Jesus, three times to restore Peter to ministry, calls him to feed and tend the sheep. At the heart of this command is Jesus showing that He has not passed Peter by but has restored him. It is not the perfect and blameless that are being called to ministry, but the broken ones who love God and cherish making Him known. Only a few pages earlier in John’s text we see Peter deny that he even knew the Lord, but now the same Christ who he denied is calling him to lead and feed. This is an important feature of John’s gospel because it shows us that those who are called to teach and care for the flock of God are those who understand their own limitations and failures, and whom Christ restores not of their own merit but of His gracious gift. Peter did not earn God’s reconciliation. Jesus gave it freely, and the outflow of this reconciliation was the commission to feed and tend.

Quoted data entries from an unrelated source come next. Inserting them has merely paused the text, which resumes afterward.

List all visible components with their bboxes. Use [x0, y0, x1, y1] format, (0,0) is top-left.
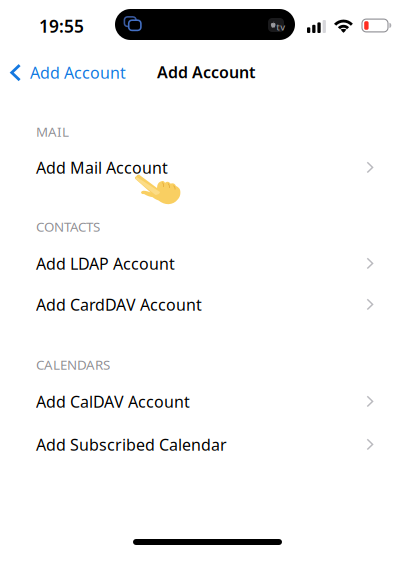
button[interactable]: Add Account: [0, 54, 134, 91]
staticText: Add Mail Account: [36, 157, 168, 178]
staticText: Add Account: [30, 62, 126, 83]
button[interactable]: Add Subscribed Calendar: [0, 424, 412, 465]
staticText: Add LDAP Account: [36, 253, 175, 274]
staticText: Add CardDAV Account: [36, 294, 202, 315]
staticText: tv: [276, 21, 285, 33]
staticText: MAIL: [36, 123, 69, 140]
staticText: Add Subscribed Calendar: [36, 434, 227, 455]
staticText: Add CalDAV Account: [36, 391, 190, 412]
button[interactable]: Add Mail Account: [0, 147, 412, 188]
button[interactable]: Add LDAP Account: [0, 243, 412, 284]
staticText: CONTACTS: [36, 218, 100, 235]
button[interactable]: Add CalDAV Account: [0, 381, 412, 422]
staticText: CALENDARS: [36, 356, 110, 373]
staticText: 19:55: [39, 14, 84, 38]
staticText: Add Account: [157, 61, 255, 83]
button[interactable]: Add CardDAV Account: [0, 284, 412, 325]
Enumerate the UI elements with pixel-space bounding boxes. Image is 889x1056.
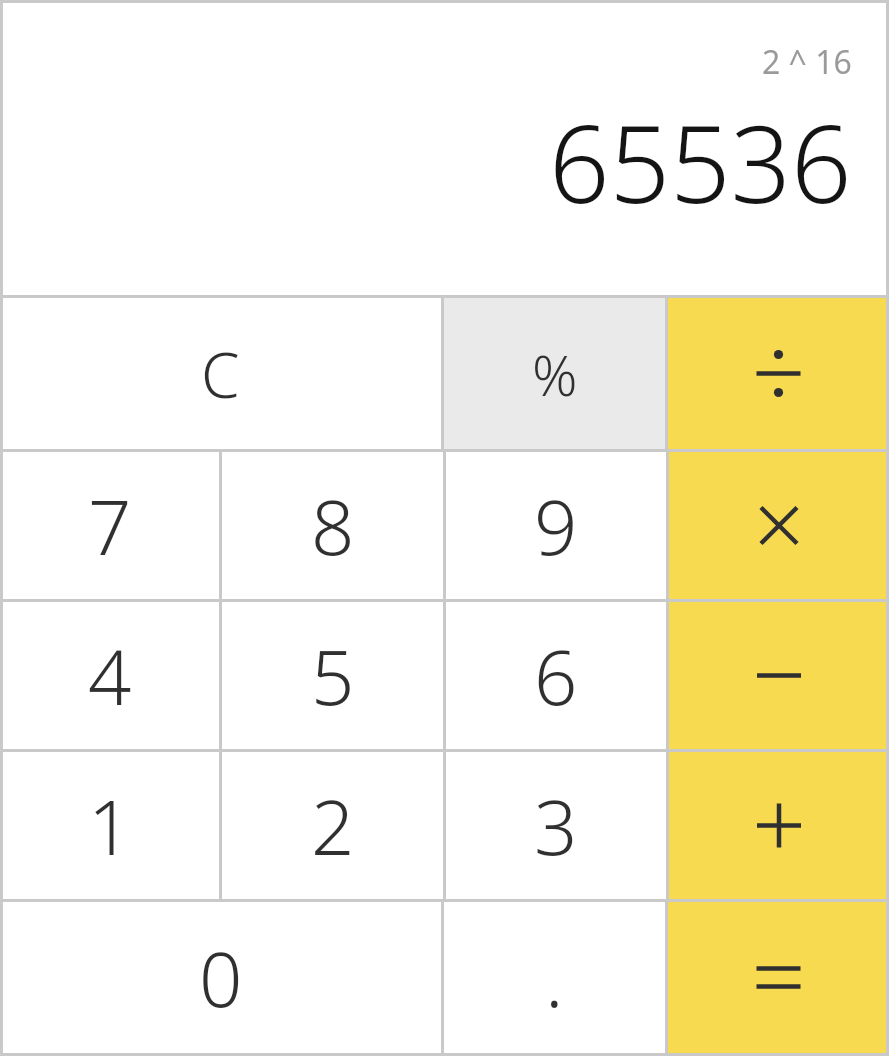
button[interactable]: 8 (222, 452, 443, 599)
staticText: 7 (88, 474, 132, 578)
button[interactable]: 2 (222, 752, 443, 899)
button[interactable]: Plus (669, 752, 889, 899)
staticText: 6 (534, 624, 578, 728)
button[interactable]: % (444, 298, 665, 449)
staticText: 4 (88, 624, 132, 728)
button[interactable]: 9 (446, 452, 666, 599)
button[interactable]: Divide (668, 298, 889, 449)
staticText: 0 (199, 926, 243, 1030)
staticText: % (532, 336, 578, 412)
staticText: 65536 (549, 90, 852, 234)
staticText: 2 (311, 774, 355, 878)
button[interactable]: Minus (669, 602, 889, 749)
staticText: 5 (311, 624, 355, 728)
staticText: . (545, 926, 564, 1030)
button[interactable]: 6 (446, 602, 666, 749)
button[interactable]: 5 (222, 602, 443, 749)
button[interactable]: 7 (0, 452, 219, 599)
button[interactable]: 0 (0, 902, 441, 1053)
staticText: C (201, 332, 240, 416)
button[interactable]: Multiply (669, 452, 889, 599)
button[interactable]: . (444, 902, 665, 1053)
button[interactable]: 4 (0, 602, 219, 749)
staticText: 3 (534, 774, 578, 878)
staticText: 2 ^ 16 (762, 40, 852, 84)
button[interactable]: Equals (668, 902, 889, 1053)
staticText: 8 (311, 474, 355, 578)
staticText: 1 (88, 774, 132, 878)
button[interactable]: 3 (446, 752, 666, 899)
staticText: 9 (534, 474, 578, 578)
button[interactable]: 1 (0, 752, 219, 899)
button[interactable]: C (0, 298, 441, 449)
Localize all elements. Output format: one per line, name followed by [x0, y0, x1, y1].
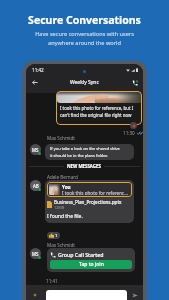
button[interactable]: Tap to join: [50, 260, 132, 269]
staticText: Business_Plan_Projections.pptx: [54, 199, 122, 205]
staticText: If you take a look on the shared drive i…: [50, 146, 120, 158]
button[interactable]: Call: [129, 77, 140, 88]
staticText: AB: [33, 183, 39, 189]
staticText: 12MB: [54, 205, 65, 210]
staticText: Weekly Sync: [70, 79, 99, 86]
staticText: Max Schmidt: [47, 242, 75, 248]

So for all who aspire to the role of elder and minister, this is the same commission given to you. Feed the sheep. The only thing we see worth feeding on is the truth of the word of God. It is the only thing, when coupled with the Spirit, that builds up a believer. We cannot be fed by anything less than the Gospel of Jesus Christ. His truth is what grows us and sustains us.  It is also the same Gospel that calls us to repentance and faithfulness. As we feed the sheep we also tend them. We point them to the Gospel and call for growth and reconciliation, calling each other to walk in holiness.

A Call to Follow

Now after Jesus finishes His command to feed and tend, He gives Peter another command: follow Me. Now this is a command Peter was very familiar with. It is the very one that began it all when Jesus called him out of the boat and into the life of a disciple. The command to ‘follow Me’ is the same command Paul will later give to the Corinthian Church, as he calls them to follow him as he follows Christ. The life of ministry is a life of following after Christ. A minister cannot love the sheep well if he is not in love with the true shepherd and learning from Him first and foremost.  We see this clearly in Jesus continual asking of Peter of His love for Him. He must love Him if he is going to follow after Him.

As the text tells us, Peters future would be one of hardship and death, but we also see that he endures the life set before him because of his love for Christ. It is the love of Christ that fuels the minister’s soul. It is the model that Jesus set before us that enables us to endure suffering and to preach the Word in spite of our culture and to seek forgiveness from those we have wronged while freely forgiving those who have wronged us. We are motivated by the love of Christ and model His love to others as we follow Him.

Don’t Compare

The final thing we see in Jesus’ discourse with Peter is a lesson we all must learn. The final words we have in John to Peter is to not concern himself with God’s will for another minister of the gospel, but to serve Him alone. Peter being Peter, sees John in the text and asks Jesus to explain what would happen to him also. In short Jesus says it’s not your concern, your job is to follow Me. Too often as ministers, it is easy to look at other ministry’s and churches and begin to compare what the Lord is doing, and somehow doubt that you are doing what God has called you to do, but as the text points out we are called to feed, tend, and follow.

Spurgeon may have been one of the greatest communicators and expositors of his day, but you know the vast majority of the world who came to know the Lord in the 1800’s probably never heard of the man. But they did hear about Jesus. They never heard a single sermon of his, but they heard the Word of God faithfully given to them by other faithful men, whose names we do not know. We today are the product of many faithful ministers of the gospel whose names are unknown to us, but not to God.

So in this world, most of us will go unnoticed by the world at large, but God sees us and knows us. We are not all destined to be mega church pastors, it is God who destines all things. We are but called to be faithful stewards of the Gospel. We are called to love and follow the Lord, teach the word, disciple the body, and judge ourselves on that alone.